Abbott resumed production after meeting the requirements specified by a May FDA consent decree, which included, among other things, obtaining an independent expert to review operations and comply with the law.

“While this is an unfortunate setback and a reminder that natural weather events can also cause unforeseen supply chain disruptions, I want to reassure consumers that the work of the entire government to increase supply means we will have a product more than enough to meet current demand, “Califf tweeted Wednesday night. “We know that Abbott is working quickly to assess the damage and will report on its progress in the coming days. Once the company has a plan in place, the FDA will return to the facility working to make sure they can resume production of safe and quality formula products quickly “.

The closure comes about a week after recently released documents showed that the FDA had investigated reports that up to nine children had died since early 2021 after consuming infant formula produced at the Sturgis plant, seven more than the FDA had previously recognized.

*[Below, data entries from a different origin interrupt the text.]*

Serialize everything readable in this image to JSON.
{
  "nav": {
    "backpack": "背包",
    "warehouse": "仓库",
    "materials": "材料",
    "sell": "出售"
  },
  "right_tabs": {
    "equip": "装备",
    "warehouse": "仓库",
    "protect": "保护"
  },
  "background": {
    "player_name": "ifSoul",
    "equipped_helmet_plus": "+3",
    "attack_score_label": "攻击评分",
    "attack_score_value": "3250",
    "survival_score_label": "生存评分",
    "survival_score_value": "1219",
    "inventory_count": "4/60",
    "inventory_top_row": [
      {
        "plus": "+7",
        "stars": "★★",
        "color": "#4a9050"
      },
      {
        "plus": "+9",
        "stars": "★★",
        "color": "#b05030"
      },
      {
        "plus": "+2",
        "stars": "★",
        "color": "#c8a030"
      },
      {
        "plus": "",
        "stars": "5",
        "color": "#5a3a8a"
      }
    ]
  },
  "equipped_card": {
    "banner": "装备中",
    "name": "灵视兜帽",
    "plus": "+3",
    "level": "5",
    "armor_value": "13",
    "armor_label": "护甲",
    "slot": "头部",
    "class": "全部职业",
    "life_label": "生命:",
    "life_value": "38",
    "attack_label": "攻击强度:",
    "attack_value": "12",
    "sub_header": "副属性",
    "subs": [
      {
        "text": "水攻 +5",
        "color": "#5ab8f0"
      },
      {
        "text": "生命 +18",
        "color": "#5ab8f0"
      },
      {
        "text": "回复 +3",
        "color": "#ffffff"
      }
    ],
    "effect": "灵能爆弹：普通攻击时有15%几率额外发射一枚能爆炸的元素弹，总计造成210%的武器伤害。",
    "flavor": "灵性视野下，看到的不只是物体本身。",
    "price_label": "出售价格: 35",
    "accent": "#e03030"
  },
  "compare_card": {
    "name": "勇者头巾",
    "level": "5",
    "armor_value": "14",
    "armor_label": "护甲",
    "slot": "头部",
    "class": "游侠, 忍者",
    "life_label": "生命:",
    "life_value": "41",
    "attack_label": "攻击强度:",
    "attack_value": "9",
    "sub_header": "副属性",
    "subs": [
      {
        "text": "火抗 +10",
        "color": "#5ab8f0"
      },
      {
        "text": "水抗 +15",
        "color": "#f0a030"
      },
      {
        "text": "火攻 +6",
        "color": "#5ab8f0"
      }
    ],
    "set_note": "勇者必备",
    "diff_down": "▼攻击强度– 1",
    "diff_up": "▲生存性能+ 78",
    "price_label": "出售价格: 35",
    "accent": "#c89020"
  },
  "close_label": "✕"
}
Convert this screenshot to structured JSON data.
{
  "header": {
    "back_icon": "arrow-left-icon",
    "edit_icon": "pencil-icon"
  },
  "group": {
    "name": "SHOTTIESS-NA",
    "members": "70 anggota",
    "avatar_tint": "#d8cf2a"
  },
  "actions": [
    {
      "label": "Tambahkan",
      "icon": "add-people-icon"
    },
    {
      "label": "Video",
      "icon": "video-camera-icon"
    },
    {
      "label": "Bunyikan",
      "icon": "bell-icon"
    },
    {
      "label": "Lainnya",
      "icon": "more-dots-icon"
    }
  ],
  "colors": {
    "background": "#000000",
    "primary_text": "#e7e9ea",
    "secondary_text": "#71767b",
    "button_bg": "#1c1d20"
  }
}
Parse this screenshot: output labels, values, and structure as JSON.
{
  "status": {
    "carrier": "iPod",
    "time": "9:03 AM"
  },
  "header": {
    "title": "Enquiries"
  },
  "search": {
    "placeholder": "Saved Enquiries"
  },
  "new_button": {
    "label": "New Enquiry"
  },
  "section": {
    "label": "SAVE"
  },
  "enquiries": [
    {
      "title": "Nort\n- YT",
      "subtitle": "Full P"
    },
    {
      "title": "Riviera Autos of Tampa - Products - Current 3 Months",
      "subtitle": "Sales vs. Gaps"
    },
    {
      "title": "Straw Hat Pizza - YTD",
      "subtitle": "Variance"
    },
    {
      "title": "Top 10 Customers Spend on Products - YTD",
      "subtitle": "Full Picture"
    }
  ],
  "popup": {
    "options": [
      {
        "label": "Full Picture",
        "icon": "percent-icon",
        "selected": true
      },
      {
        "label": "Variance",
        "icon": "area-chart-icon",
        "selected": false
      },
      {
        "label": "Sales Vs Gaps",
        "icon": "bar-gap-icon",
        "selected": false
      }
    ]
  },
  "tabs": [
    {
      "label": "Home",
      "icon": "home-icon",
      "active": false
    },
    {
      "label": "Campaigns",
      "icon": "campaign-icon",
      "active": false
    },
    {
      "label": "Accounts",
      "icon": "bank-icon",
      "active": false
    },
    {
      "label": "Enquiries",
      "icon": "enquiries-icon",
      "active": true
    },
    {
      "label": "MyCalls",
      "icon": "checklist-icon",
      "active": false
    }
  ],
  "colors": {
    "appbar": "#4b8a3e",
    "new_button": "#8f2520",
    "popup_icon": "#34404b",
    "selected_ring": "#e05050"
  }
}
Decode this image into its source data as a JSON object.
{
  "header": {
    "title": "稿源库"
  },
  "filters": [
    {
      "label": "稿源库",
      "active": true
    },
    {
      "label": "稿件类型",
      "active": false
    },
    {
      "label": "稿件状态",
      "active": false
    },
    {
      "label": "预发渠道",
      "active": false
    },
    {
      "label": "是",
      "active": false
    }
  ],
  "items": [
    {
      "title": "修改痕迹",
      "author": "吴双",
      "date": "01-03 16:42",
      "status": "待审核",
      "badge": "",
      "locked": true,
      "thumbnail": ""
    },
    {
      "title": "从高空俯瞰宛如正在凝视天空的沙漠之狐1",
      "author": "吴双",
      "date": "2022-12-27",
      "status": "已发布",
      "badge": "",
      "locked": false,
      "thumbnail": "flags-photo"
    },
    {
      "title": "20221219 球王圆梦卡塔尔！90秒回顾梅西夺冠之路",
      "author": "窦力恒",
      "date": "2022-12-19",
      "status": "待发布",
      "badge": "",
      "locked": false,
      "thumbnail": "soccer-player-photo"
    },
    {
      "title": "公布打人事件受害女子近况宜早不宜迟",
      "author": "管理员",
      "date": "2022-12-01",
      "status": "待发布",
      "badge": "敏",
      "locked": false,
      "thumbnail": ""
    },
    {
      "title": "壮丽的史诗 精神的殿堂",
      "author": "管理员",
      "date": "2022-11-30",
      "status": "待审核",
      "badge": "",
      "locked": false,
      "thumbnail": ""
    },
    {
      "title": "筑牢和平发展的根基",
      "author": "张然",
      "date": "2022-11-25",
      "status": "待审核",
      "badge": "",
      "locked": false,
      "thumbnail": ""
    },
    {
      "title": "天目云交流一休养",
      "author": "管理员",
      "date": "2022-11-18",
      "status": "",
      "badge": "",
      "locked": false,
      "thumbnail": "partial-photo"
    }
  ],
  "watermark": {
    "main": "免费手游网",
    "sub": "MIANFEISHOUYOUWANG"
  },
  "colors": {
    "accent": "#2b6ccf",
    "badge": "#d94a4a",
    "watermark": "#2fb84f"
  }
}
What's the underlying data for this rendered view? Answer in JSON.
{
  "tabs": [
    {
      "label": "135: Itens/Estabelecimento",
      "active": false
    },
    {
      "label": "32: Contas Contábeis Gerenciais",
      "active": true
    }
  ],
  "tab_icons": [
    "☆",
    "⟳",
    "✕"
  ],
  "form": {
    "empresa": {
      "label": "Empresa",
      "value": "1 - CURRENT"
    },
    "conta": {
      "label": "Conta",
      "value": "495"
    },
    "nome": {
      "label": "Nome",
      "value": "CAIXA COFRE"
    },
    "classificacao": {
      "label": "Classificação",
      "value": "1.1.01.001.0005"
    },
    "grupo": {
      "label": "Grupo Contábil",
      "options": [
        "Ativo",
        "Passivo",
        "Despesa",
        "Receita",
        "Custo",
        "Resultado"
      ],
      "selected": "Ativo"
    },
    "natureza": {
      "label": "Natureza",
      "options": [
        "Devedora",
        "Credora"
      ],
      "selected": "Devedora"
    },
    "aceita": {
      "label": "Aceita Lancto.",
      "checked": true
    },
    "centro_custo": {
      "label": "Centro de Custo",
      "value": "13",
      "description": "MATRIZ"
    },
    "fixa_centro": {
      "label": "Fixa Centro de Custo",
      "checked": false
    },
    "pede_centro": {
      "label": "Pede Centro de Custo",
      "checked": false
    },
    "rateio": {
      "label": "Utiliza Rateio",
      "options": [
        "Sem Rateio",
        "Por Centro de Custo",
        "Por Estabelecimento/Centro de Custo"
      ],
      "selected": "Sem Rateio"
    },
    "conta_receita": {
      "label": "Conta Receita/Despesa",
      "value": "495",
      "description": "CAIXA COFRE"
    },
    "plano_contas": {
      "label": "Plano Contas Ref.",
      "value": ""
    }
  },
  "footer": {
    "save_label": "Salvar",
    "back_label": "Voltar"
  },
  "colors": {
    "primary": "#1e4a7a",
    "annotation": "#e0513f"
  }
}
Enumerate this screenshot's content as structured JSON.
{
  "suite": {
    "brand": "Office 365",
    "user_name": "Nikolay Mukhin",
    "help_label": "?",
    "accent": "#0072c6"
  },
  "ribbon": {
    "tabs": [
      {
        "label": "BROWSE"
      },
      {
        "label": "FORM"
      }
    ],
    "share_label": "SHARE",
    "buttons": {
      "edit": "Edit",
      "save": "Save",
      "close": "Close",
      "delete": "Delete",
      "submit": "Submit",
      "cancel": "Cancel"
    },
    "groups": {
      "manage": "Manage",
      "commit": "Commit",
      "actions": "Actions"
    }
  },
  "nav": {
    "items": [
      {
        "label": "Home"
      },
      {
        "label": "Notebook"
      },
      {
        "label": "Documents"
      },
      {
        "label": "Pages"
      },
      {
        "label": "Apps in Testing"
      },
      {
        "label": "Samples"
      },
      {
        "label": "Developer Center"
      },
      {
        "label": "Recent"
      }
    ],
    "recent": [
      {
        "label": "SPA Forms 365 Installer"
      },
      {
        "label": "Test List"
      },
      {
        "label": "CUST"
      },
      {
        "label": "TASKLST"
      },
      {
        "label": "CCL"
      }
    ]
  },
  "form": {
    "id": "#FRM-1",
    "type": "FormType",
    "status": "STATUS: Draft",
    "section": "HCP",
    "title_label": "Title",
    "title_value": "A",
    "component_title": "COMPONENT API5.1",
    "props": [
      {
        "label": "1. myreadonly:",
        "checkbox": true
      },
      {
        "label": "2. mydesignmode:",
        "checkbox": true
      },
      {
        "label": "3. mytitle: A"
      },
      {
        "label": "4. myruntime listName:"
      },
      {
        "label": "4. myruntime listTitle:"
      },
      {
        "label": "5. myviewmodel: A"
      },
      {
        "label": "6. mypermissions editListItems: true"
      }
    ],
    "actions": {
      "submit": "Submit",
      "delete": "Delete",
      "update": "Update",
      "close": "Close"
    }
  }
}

New documents show more claims of infant formula illness and death

In all nine incidents, the agency was unable to identify the source of the infection. In some cases, there was not enough formula left to try. Of the babies who died of chronobacter infections, genomic sequencing revealed different strains than those discovered during an inspection this spring.

The factory closed earlier this year after an FDA inspection found allegedly unhealthy conditions. The factory produced most of Similac’s powder supply in the country and was the main producer of special formulas, so its closure greatly reduced supplies.

The company has previously said it expects the new production of EleCare, an amino acid-based formula for children with multiple allergies, to start reaching consumers next Monday or so.

But Abbott had also said it would take two weeks after receiving the green light from the FDA to reopen before production would resume completely, and another six to eight weeks to get the product on store shelves. This setback could delay the availability of EleCare for months.

Some websites sell EleCare infant formula for over $ 100 a can, and one site sells a six-pack for $ 628.

White House efforts to import formula to offset the domestic deficit have intensified, with nine flights scheduled for this week. On Sunday, the Department of Health and Human Services said in a statement, Operation Fly Formula flights will have imported about 12 million equivalents of 8-ounce bottles of infant formula, much of it special metabolic products for babies and people with allergic disorders.

Regular formula stocks remain low across the country, with store shelves about 77 percent full by the end of May. In the Upper Midwest, in particular, the rate of out-of-stock formulas remains high. Low-income Americans have been particularly hard hit, with food banks and other assistance programs reporting low supplies.

The FDA also announced steps Wednesday to bring 4.5 million pounds of formula-based powder from the Mead Johnson facility in Singapore to a Minnesota facility to increase production of Enfamil for newborns. The FDA estimates that this will produce about 5.7 million cans, the equivalent of about 66 million bottles, between July and November.

Abbott has not specified a date for the reopening of the plant due to this week’s floods.